Les efforts du gouvernement nigérian pour réintégrer les anciens militants de Boko Haram ont permis de réhabiliter des centaines de combattants. Mais ces efforts se heurtent également à l’opposition des victimes du conflit, qui souhaitent que les militants soient tenus responsables de leurs actes.
Lors d’une conférence organisée dans la capitale, des femmes originaires des zones touchées par le conflit ont reçu un soutien pour mener à bien la réconciliation entre les anciens terroristes et leurs communautés.
Quelque 45 femmes originaires des États de Borno, Adamawa et Yobe, dans le nord-est du Nigeria, ont participé à une conférence de deux jours à Abuja.
Elles sont ici pour discuter d’un sujet sensible : la réconciliation et la réintégration des anciens combattants de Boko Haram dans leurs communautés.
La conférence est une initiative conjointe du Centre pour le dialogue humanitaire en Suisse, une organisation à but non lucratif, de l’ONU Femmes et de l’Organisation internationale pour les migrations (OIM). Elle vise à promouvoir le maintien de la paix dans les communautés dirigées par des femmes dans le nord-est du pays, a déclaré Millicent Lewis-Ojumu, directrice du Centre pour le dialogue humanitaire.
« Nous savons par expérience que lorsque les femmes participent aux conversations, à la construction de la paix, à la résolution des problèmes liés à la réintégration et à la réhabilitation des anciens combattants ou des personnes associées à Boko Haram, elles sont très efficaces », a déclaré Mme Lewis-Ojumu.
Depuis le lancement du programme de sortie sécurisée, « Operation Safe Corridor » pour les combattants repentis en 2016, les autorités affirment que le programme s’est heurté à la résistance des communautés d’accueil.
Le dispositif a été lancé dans le cadre d’une sensibilisation croissante à l’utilisation de l’amnistie pour persuader les terroristes de déposer leurs armes. Près de 1 000 ex-combattants ont été réhabilités dans le cadre du programme du gouvernement.
Mais très peu d’entre eux réussissent à vivre dans des communautés. La plupart d’entre eux finissent par rejoindre Boko Haram par rejet.
Hamzatu Alamin est l’une des participantes à la conférence. Elle a commencé à parler de réconciliation il y a dix ans, lorsque sa communauté a été durement touchée et que de jeunes hommes ont été contraints de rejoindre Boko Haram.

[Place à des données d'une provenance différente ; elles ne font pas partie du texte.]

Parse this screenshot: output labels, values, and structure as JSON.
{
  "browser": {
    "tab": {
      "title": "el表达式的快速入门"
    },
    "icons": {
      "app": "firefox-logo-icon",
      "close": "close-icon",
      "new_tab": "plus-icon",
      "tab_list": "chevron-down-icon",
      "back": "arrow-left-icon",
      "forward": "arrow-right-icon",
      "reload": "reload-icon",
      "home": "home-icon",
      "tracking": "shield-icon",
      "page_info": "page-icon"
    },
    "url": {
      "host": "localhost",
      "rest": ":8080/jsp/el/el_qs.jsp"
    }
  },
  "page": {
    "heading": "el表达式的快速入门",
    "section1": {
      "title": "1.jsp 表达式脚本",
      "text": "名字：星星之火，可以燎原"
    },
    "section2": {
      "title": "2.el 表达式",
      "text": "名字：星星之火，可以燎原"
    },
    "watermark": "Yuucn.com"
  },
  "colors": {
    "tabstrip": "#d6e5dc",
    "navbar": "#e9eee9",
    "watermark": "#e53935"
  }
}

Mais elle dit que ses efforts ont attiré une attention non désirée. Xavier Jaze
« Vous pouvez être arrêté par des acteurs étatiques et accusé d’être complice. Et deuxièmement, les garçons (Boko Haram), si vous faites une erreur, vous pouvez être leur cible », a-t-elle déclaré.
Des femmes comme Alamin ont déclaré qu’elles espéraient améliorer l’acceptation des anciens djihadistes par leur communauté après la conférence.
Mais le fait de participer à la conférence avec d’autres femmes allège également le fardeau d’être étiqueté négativement avec les terroristes.
« J’ai communiqué avec eux. Je suis maintenant capable de le dire librement car je sais que même le gouvernement communique avec eux. Le gouvernement et les forces de sécurité utilisent beaucoup des garçons avec lesquels je communique comme des exutoires pour obtenir les personnes qu’ils réhabilitent », a-t-elle déclaré.
Maria Quintero, responsable du programme de l’OIM au Nigéria, a déclaré que les femmes ont également besoin de stabilité socio-économique pour que le programme réussisse.
« Les femmes nigérianes sont très fortes. Ce que nous avons également constaté, c’est qu’elles ont une grande influence sur les décisions des hommes. Les femmes ont un rôle à jouer, surtout lorsqu’il s’agit de faire revenir les hommes dans les communautés », a déclaré M. Quintero.
Plus de 35 000 personnes ont été tuées et des millions déplacées depuis le début de l’insurrection de Boko Haram en 2009. Boko Haram, qui s’oppose à l’éducation occidentale, a souvent pris les écoles pour cible.